The main concept behind the design will be to take "everything is a
file" as far as it possibly can go. Nearly all resources in the system
will appear in the filesystem, even things like process memory (kernel
memory and the interface to the root server will be among the few
non-files in the system, although the API of the root server will be
implemented with an anonymous FD internally). The filesystem will be a
combination of a thin layer on top of L4 IPC with read() and write()
calling L4 IPC directly (short transfers will probably be sent
entirely in message registers and long ones sent by using shared
pages), and a memory mapping layer. The VFS will implement the name
service and memory mapping parts of the filesystem; read() and write()

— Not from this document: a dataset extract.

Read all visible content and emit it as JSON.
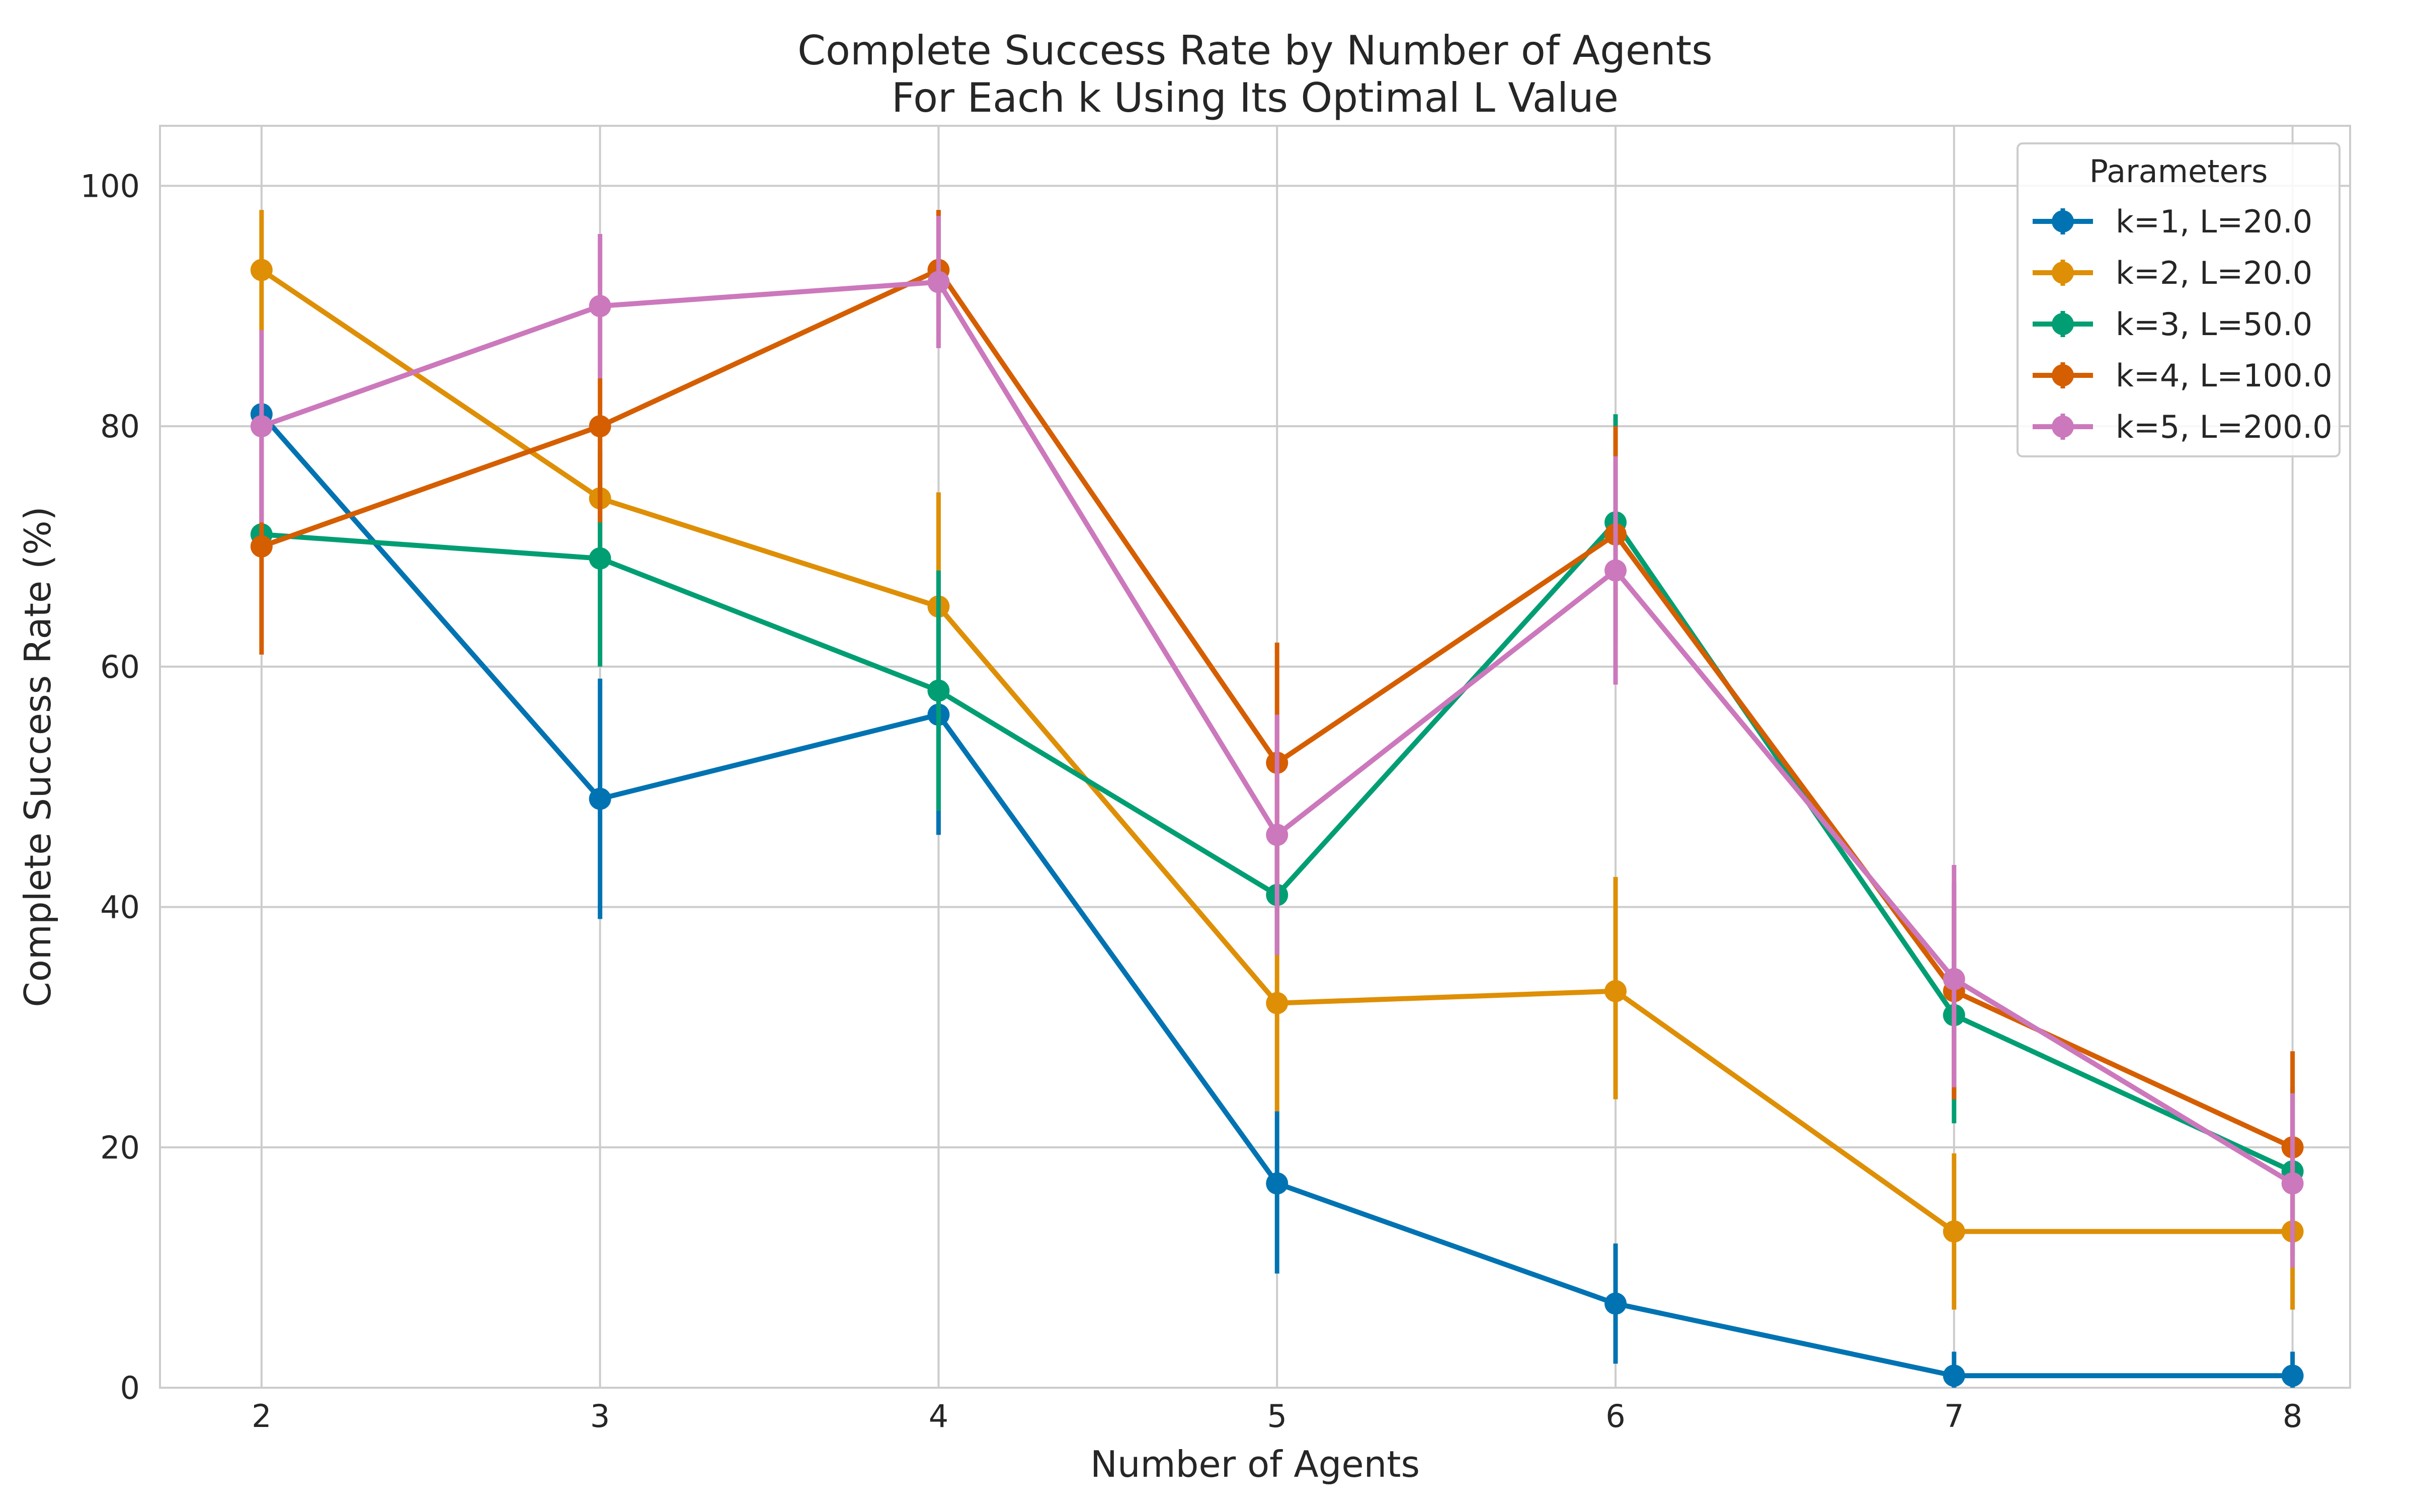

will bypass the VFS layer entirely and will use seL4 IPC to
communicate directly with the other thread. There will also be APIs
that expose message registers and shared pages more directly although
they will do it in a way that interoperates with read() and write()
(these will mostly be used with a new "message-special" file type that
preserves message boundaries but otherwise acts like a normal byte
stream if used with read() or write()). No provisions will be made for
use of IPC or capabilities outside the filesystem.

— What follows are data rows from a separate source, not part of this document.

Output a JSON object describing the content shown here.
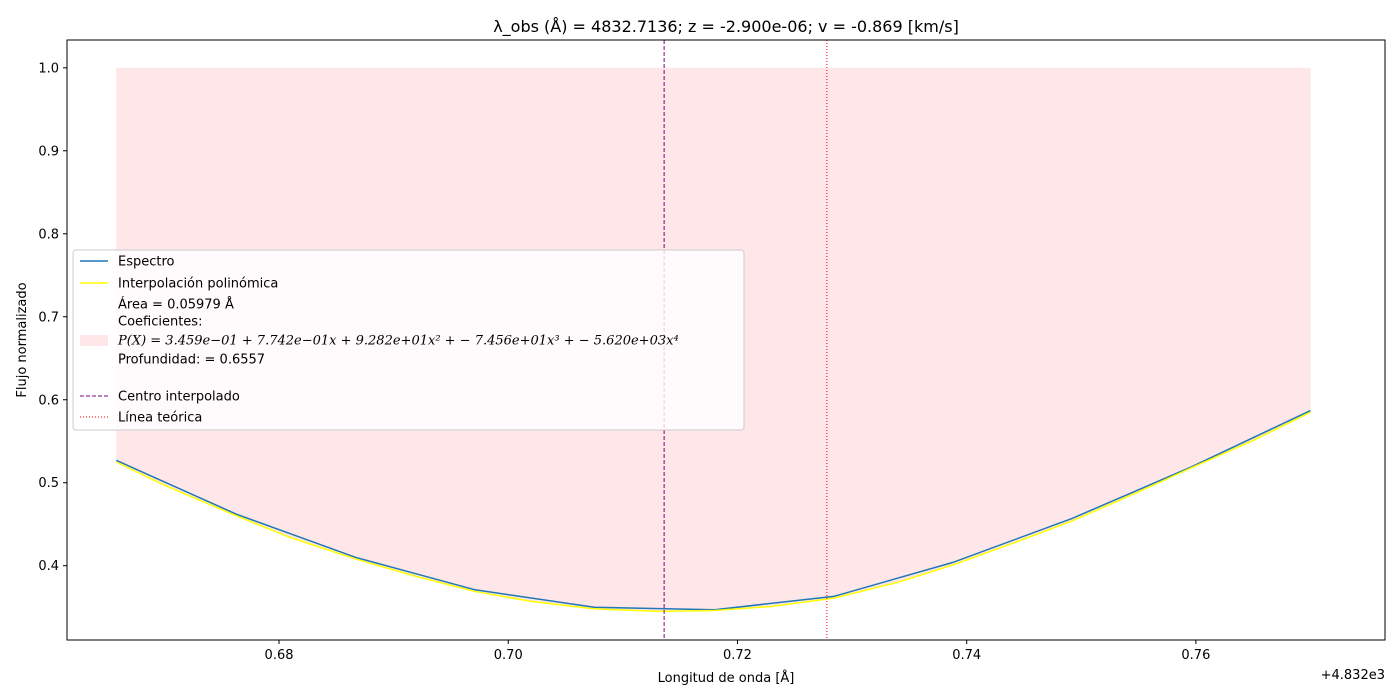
{
  "chart_data": {
    "type": "line",
    "title": "λ_obs (Å) = 4832.7136; z = -2.900e-06; v = -0.869 [km/s]",
    "xlabel": "Longitud de onda [Å]",
    "ylabel": "Flujo normalizado",
    "x_offset_label": "+4.832e3",
    "xlim": [
      0.6615,
      0.7765
    ],
    "ylim": [
      0.3105,
      1.0335
    ],
    "x_ticks": [
      0.68,
      0.7,
      0.72,
      0.74,
      0.76
    ],
    "x_tick_labels": [
      "0.68",
      "0.70",
      "0.72",
      "0.74",
      "0.76"
    ],
    "y_ticks": [
      0.4,
      0.5,
      0.6,
      0.7,
      0.8,
      0.9,
      1.0
    ],
    "y_tick_labels": [
      "0.4",
      "0.5",
      "0.6",
      "0.7",
      "0.8",
      "0.9",
      "1.0"
    ],
    "series": [
      {
        "name": "Espectro",
        "color": "#1f77b4",
        "x": [
          0.6658,
          0.6763,
          0.6867,
          0.6971,
          0.7075,
          0.718,
          0.7284,
          0.7388,
          0.7492,
          0.7596,
          0.77
        ],
        "values": [
          0.527,
          0.462,
          0.41,
          0.371,
          0.35,
          0.347,
          0.363,
          0.404,
          0.457,
          0.519,
          0.587
        ]
      },
      {
        "name": "Interpolación polinómica",
        "color": "#ffff00",
        "x": [
          0.6658,
          0.67,
          0.6763,
          0.681,
          0.6867,
          0.692,
          0.6971,
          0.702,
          0.7075,
          0.713,
          0.718,
          0.723,
          0.7284,
          0.734,
          0.7388,
          0.744,
          0.7492,
          0.755,
          0.7596,
          0.765,
          0.77
        ],
        "values": [
          0.525,
          0.497,
          0.46,
          0.434,
          0.408,
          0.387,
          0.369,
          0.357,
          0.348,
          0.345,
          0.346,
          0.351,
          0.361,
          0.38,
          0.401,
          0.427,
          0.454,
          0.489,
          0.518,
          0.551,
          0.585
        ]
      }
    ],
    "fill": {
      "color": "#ffb6c1",
      "opacity": 0.35,
      "upper": 1.0
    },
    "vlines": [
      {
        "name": "Centro interpolado",
        "x": 0.7136,
        "color": "#800080",
        "style": "dashed"
      },
      {
        "name": "Línea teórica",
        "x": 0.7278,
        "color": "#ff0000",
        "style": "dotted"
      }
    ],
    "legend": {
      "placement": "center-left",
      "entries": {
        "espectro": "Espectro",
        "interp": "Interpolación polinómica",
        "area": "Área = 0.05979 Å",
        "coef_header": "Coeficientes:",
        "poly": " P(X) = 3.459e−01 + 7.742e−01x + 9.282e+01x² + − 7.456e+01x³ + − 5.620e+03x⁴",
        "depth": "Profundidad: = 0.6557",
        "centro": "Centro interpolado",
        "teorica": "Línea teórica"
      }
    }
  }
}
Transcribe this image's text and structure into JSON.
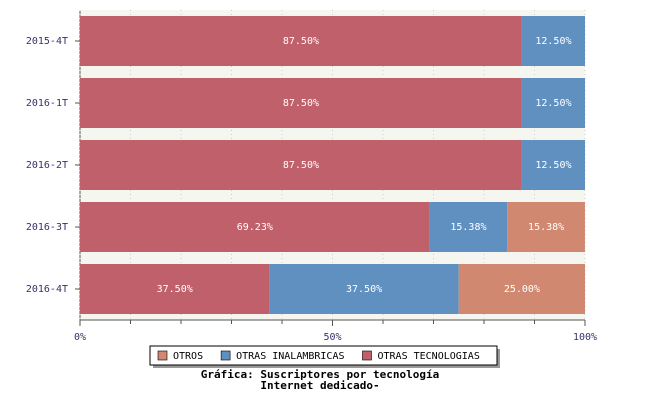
{
  "chart_data": {
    "type": "stacked-bar-horizontal",
    "title": [
      "Gráfica: Suscriptores por tecnología",
      "Internet dedicado-"
    ],
    "categories": [
      "2015-4T",
      "2016-1T",
      "2016-2T",
      "2016-3T",
      "2016-4T"
    ],
    "series": [
      {
        "name": "OTRAS TECNOLOGIAS",
        "color": "#c0606a",
        "values": [
          87.5,
          87.5,
          87.5,
          69.23,
          37.5
        ],
        "value_labels": [
          "87.50%",
          "87.50%",
          "87.50%",
          "69.23%",
          "37.50%"
        ]
      },
      {
        "name": "OTRAS INALAMBRICAS",
        "color": "#6090c0",
        "values": [
          12.5,
          12.5,
          12.5,
          15.38,
          37.5
        ],
        "value_labels": [
          "12.50%",
          "12.50%",
          "12.50%",
          "15.38%",
          "37.50%"
        ]
      },
      {
        "name": "OTROS",
        "color": "#d08870",
        "values": [
          0,
          0,
          0,
          15.38,
          25
        ],
        "value_labels": [
          null,
          null,
          null,
          "15.38%",
          "25.00%"
        ]
      }
    ],
    "xlim": [
      0,
      100
    ],
    "xticks": [
      {
        "value": 0,
        "label": "0%"
      },
      {
        "value": 50,
        "label": "50%"
      },
      {
        "value": 100,
        "label": "100%"
      }
    ],
    "minor_xticks": [
      10,
      20,
      30,
      40,
      60,
      70,
      80,
      90
    ],
    "grid": true,
    "legend": "bottom"
  }
}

Security will be based on an ACL-per-process model, where the root
server will have an in-memory list of files for each process
specifying which files it is allowed to access, as opposed to a
hierarchical pure-capability model like other L4-based systems (a pure
capability model seems like it would be a poor fit for a pure
Unix-like system). It will be possible to either specify rwx
permission bits explicitly or use the mode from the filesystem; it
will also be possible for an ACL entry to specify all files under a
particular directory. File descriptors will be implemented as groups
of capabilities, and the root server will hand them out when a process
successfully opens a file (unlike in QNX there will be no need for
individual filesystem servers to check whether the client process is
authorized to access a file). There will be an ACL management server
that will persistently associate permissions with programs, and it
will also be possible for sufficiently privileged processes to
dynamically modify the ACLs of other processes.

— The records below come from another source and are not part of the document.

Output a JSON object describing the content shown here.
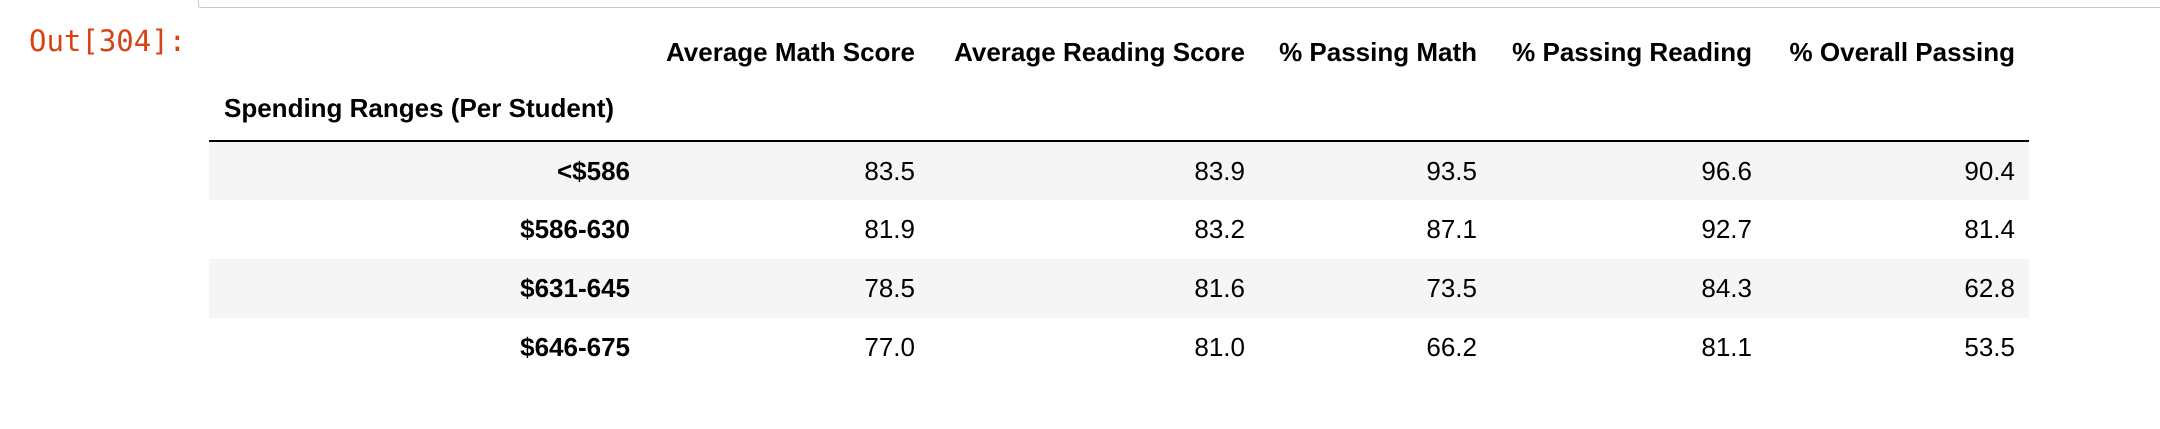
{
  "prompt": "Out[304]:",
  "table": {
    "columns": [
      "Average Math Score",
      "Average Reading Score",
      "% Passing Math",
      "% Passing Reading",
      "% Overall Passing"
    ],
    "index_name": "Spending Ranges (Per Student)",
    "rows": [
      {
        "index": "<$586",
        "values": [
          "83.5",
          "83.9",
          "93.5",
          "96.6",
          "90.4"
        ]
      },
      {
        "index": "$586-630",
        "values": [
          "81.9",
          "83.2",
          "87.1",
          "92.7",
          "81.4"
        ]
      },
      {
        "index": "$631-645",
        "values": [
          "78.5",
          "81.6",
          "73.5",
          "84.3",
          "62.8"
        ]
      },
      {
        "index": "$646-675",
        "values": [
          "77.0",
          "81.0",
          "66.2",
          "81.1",
          "53.5"
        ]
      }
    ]
  }
}
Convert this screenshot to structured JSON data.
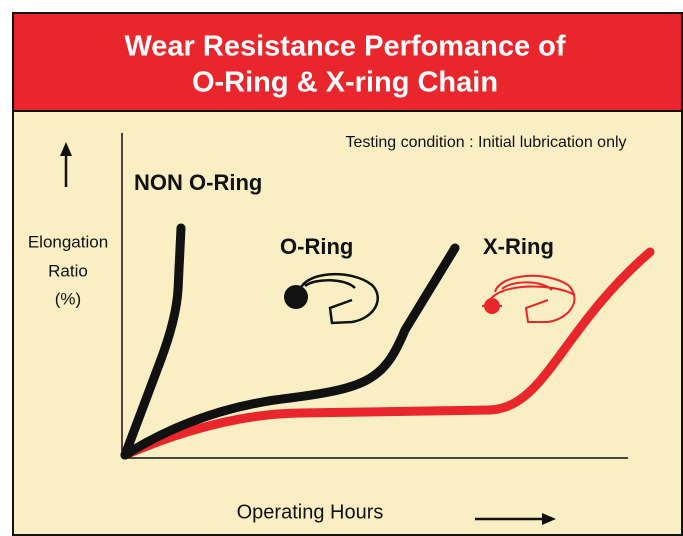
{
  "header": {
    "title_line1": "Wear Resistance Perfomance of",
    "title_line2": "O-Ring & X-ring Chain"
  },
  "note": "Testing condition : Initial lubrication only",
  "curve_labels": {
    "non_o_ring": "NON O-Ring",
    "o_ring": "O-Ring",
    "x_ring": "X-Ring"
  },
  "y_axis_label": {
    "line1": "Elongation",
    "line2": "Ratio",
    "line3": "(%)"
  },
  "x_axis_label": "Operating Hours"
}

I currently have a bootloader, some basic infrastructure for building
boot ISO images, and a patch for seL4 to support QNX-like XIP
single-image boot using a variant of Multiboot2. I can build a boot
ISO with a system image containing only the kernel, but it crashes
with a triple fault somewhere in either the bootloader or the kernel
(I haven't yet tried to track down where it's occurring). Once I move
on to user mode code, I'm going to be using the Rust libraries from
Robigalia as a basis for the root server (higher-level Rust-based
components will use a normal Unix build of the Rust standard library
instead).

The code I have so far can be found at <https://gitlab.com/uxrt> for
UX/RT itself and <https://gitlab.com/uxrt-bos> for the bootloader. I
have some (long and not particularly well-organized) notes on my plans
for UX/RT's architecture at
<https://gitlab.com/uxrt/uxrt-toplevel/blob/master/architecture_notes>.
Anybody is more than welcome to contribute if they want.